Because infections are drivers of epigenetic change, the idea that some sort of epigenetic shift triggered by an infection might be contributing to ME/CFS, long COVID, post-treatment Lyme Disease, etc. has always been enticing.
The Hanson group found that “ME leaves epigenetic scars” on some T-cells leaving them “epigenetically predisposed toward terminal exhaustion”; i.e. the patients’ T-cells had possibly responded to an infection in a way that doomed them to become exhausted.
With signs of cellular exhaustion showing up in NK, T-cells, B-cells, monocytes/macrophages and dendritic cells, one has to wonder if other immune cells are also epigenetically predisposed to exhaustion in ME/CFS.
Conclusion
The end of 2024 leaves us in a most interesting place.

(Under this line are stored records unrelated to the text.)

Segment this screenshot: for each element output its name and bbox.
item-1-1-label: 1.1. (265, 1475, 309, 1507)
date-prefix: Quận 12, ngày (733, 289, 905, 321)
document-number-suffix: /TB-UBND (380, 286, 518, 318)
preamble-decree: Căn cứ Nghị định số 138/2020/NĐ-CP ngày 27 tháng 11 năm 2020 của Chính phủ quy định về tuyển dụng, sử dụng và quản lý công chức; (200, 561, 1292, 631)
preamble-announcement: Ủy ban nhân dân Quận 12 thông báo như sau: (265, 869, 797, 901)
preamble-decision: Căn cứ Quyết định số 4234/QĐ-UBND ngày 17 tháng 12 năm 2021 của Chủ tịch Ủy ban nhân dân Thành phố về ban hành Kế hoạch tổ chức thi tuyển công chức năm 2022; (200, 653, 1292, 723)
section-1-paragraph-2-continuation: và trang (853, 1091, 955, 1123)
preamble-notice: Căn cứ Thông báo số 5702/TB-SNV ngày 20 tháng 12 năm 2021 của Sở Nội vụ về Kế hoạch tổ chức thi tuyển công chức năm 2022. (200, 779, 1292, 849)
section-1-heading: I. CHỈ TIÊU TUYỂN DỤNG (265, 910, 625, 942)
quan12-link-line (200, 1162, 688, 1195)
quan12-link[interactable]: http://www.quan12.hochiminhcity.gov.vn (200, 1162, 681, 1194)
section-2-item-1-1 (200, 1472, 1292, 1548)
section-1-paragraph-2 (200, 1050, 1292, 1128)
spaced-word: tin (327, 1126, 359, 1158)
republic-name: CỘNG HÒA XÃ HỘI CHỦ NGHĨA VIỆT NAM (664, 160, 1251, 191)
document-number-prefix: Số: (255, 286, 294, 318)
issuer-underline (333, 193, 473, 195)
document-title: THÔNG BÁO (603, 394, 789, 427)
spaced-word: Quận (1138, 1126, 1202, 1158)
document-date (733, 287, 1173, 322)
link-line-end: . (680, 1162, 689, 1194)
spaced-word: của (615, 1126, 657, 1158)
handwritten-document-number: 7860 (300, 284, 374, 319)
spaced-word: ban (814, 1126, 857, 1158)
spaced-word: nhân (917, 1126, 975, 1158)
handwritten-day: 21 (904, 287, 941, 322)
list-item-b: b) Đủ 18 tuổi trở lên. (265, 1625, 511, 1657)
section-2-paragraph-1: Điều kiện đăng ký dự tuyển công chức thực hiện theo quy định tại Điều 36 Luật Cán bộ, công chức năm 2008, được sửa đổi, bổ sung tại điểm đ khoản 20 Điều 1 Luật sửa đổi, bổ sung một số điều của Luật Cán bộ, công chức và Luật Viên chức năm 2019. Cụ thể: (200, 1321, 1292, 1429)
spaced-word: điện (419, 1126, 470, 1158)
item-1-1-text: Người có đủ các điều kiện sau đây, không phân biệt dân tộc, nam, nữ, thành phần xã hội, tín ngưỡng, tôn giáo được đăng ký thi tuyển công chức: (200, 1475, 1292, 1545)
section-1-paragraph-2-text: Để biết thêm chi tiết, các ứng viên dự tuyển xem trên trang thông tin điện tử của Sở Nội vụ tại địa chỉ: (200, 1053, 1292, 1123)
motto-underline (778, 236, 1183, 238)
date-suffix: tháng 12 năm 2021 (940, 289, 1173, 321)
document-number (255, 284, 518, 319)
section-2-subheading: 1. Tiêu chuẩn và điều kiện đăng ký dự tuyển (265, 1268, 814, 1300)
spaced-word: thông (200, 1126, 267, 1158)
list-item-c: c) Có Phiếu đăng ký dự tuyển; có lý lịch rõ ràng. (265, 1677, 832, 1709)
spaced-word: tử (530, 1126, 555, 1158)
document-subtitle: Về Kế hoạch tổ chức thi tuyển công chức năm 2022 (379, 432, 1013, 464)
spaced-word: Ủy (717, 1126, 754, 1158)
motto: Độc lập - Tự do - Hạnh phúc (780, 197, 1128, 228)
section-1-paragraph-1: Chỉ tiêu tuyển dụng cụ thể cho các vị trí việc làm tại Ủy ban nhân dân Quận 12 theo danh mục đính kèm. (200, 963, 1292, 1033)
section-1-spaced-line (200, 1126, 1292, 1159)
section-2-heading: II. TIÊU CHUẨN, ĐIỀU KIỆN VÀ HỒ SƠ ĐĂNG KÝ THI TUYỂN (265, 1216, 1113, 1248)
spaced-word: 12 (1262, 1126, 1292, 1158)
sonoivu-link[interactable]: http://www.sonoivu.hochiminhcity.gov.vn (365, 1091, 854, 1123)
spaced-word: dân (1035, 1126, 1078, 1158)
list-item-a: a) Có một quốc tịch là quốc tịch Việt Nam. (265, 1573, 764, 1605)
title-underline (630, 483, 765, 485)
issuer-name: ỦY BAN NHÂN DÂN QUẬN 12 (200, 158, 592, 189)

A failure to respond, particularly on an energetic level, showed up in multiple tissues (immune, brain and muscle) in people with ME/CFS. Plus, the hypermetabolic-hypometabolic model – with its focus on mitochondrial dysfunction – provides a nice basis for further study.
At this point, the small ME/CFS field seems far ahead of the long COVID field in understanding the physiological basis of the strange failure to respond that permeates post-infectious diseases. While those failures unfortunately persist in people in ME/CFS, the field has clearly responded, and at the end of 2024 it seems to be uncovering core issues in this disease – and that provides much hope for the future.